Wenn Grödel schon eine gewisse Steifheit für einen optimalen Einsatz benötigen, so ist dies für Schneeschuhe um ein vielfaches Wichtiger. Die „nassen Nudeln“ unter der Schuhwelt kann leider nicht annähernd diesem Bedürfniss gerecht werden. Natürlich habe ich es trotzdem ausprobiert, aber schon wenige Meter können recht schmerzhaft werden wegen Druckstellen. Noch dazu hat man einfach keinen guten Gripp mit den Barfußschuhen in Schneeschuhen.

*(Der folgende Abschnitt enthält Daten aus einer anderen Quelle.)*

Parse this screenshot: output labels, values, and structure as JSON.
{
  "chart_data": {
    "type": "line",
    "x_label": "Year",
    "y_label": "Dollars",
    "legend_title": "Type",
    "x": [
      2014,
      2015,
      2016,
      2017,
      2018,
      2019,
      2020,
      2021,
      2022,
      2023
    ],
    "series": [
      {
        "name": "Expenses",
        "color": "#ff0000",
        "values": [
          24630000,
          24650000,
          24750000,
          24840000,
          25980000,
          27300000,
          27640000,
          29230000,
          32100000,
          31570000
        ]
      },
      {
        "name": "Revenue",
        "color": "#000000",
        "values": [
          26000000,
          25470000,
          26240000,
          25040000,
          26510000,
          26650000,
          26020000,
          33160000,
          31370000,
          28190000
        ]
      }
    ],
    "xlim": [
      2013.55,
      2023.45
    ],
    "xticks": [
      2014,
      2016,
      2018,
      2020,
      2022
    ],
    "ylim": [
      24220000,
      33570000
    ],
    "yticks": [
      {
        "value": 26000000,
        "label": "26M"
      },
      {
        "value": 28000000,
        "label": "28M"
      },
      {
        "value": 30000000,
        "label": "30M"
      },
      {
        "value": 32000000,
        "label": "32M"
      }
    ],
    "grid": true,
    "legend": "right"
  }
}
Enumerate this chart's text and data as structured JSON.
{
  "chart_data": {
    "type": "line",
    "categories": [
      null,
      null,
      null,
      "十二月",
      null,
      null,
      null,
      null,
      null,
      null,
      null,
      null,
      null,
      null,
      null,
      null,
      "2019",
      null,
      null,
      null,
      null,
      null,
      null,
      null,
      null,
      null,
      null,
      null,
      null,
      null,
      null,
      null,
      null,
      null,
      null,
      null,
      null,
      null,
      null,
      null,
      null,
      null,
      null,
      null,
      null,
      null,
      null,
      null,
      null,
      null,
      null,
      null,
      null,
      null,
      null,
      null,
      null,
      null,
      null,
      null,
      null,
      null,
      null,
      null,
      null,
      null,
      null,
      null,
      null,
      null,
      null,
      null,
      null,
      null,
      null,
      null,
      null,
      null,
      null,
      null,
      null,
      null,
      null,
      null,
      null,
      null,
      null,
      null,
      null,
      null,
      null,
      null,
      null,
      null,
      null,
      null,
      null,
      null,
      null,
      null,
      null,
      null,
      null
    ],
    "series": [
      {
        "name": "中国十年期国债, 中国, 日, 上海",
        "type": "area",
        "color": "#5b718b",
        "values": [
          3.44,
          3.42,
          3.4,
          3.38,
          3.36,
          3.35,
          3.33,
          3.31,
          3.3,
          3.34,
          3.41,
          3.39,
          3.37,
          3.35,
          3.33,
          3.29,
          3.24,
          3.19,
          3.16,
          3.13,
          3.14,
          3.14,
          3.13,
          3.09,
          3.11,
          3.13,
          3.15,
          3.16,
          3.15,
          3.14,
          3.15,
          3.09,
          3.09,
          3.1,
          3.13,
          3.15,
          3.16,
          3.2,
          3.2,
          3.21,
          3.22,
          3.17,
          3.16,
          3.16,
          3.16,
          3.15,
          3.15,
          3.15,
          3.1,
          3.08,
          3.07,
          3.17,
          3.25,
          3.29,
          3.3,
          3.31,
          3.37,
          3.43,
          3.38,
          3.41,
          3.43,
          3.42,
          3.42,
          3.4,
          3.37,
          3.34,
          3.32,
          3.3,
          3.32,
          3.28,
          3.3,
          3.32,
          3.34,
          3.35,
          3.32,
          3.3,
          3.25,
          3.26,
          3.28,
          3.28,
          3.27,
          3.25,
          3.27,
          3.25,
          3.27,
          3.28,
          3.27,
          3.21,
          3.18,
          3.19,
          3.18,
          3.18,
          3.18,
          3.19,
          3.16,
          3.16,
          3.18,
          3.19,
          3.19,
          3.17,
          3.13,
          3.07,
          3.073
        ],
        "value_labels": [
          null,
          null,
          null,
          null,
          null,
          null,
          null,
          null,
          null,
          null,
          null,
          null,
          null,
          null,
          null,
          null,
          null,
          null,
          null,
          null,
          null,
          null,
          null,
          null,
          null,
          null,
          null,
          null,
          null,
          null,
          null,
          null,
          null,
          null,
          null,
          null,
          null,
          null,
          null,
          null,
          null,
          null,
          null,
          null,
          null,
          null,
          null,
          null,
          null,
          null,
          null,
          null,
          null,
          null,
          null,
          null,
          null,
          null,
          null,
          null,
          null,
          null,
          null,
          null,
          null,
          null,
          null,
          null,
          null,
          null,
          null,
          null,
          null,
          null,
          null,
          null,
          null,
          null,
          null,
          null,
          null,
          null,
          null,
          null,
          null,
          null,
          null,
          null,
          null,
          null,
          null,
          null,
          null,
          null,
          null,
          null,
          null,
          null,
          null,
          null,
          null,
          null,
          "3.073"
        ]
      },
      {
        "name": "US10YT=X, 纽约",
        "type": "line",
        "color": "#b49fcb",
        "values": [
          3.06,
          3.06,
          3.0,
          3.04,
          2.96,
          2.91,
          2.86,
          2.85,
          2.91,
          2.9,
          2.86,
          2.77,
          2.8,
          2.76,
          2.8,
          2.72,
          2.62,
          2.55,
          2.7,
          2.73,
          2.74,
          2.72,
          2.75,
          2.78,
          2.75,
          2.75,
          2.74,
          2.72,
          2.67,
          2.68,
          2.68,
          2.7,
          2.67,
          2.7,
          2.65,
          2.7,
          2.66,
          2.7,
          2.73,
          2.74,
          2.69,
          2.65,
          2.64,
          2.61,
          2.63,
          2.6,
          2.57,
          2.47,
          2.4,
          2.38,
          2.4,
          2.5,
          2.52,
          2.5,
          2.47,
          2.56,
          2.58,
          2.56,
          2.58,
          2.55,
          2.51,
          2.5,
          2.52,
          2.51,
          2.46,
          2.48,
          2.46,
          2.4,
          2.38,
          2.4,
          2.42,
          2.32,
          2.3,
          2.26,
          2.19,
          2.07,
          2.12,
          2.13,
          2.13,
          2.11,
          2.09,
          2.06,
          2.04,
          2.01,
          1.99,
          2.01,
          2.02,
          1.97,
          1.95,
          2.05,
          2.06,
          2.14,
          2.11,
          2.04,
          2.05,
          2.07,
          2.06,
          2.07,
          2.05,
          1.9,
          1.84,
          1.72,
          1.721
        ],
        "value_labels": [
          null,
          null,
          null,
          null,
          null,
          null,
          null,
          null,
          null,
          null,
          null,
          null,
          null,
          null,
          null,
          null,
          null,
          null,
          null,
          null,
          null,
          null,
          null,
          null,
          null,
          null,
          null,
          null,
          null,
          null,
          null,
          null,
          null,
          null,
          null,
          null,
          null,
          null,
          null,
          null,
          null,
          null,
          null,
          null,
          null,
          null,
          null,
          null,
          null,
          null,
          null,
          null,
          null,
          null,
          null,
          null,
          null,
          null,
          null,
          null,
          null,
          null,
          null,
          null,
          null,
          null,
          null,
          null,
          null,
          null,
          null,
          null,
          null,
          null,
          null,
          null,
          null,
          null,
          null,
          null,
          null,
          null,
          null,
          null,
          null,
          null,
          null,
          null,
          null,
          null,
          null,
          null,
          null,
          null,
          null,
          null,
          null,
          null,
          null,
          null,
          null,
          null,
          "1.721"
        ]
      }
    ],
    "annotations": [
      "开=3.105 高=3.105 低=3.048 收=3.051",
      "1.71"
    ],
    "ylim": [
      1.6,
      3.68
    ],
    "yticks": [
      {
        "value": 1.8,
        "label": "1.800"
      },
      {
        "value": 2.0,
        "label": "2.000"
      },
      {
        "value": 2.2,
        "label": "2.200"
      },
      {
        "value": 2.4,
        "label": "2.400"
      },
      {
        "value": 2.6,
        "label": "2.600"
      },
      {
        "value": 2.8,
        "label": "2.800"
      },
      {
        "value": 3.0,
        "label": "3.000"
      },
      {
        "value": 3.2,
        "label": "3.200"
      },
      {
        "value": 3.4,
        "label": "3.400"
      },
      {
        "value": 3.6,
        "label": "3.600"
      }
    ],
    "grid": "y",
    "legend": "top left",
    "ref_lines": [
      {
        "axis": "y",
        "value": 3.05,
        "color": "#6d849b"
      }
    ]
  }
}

By-the-way, ich habe die Tubbs Flex Alp im Einsatz (Test siehe hier). Sehr erfolgreich würde ich sagen, ganz tolle Dinger!
Wenn ich weiß dass ich die Schneeschuhe einsetzen werde, nehme ich entweder meine normalen, steifen Winterwanderschuhe (Merrell Thermo Freeze Waterproof) mit oder starte gleich mit ihnen durch. Damit ist zwar klar dass ich schmerzensbedingt nicht soweit kommen werde wie mit Barfußschuhen, aber bei >50cm Schnee würde ich ohne die Schneeschuhe auch nicht viel heben ?.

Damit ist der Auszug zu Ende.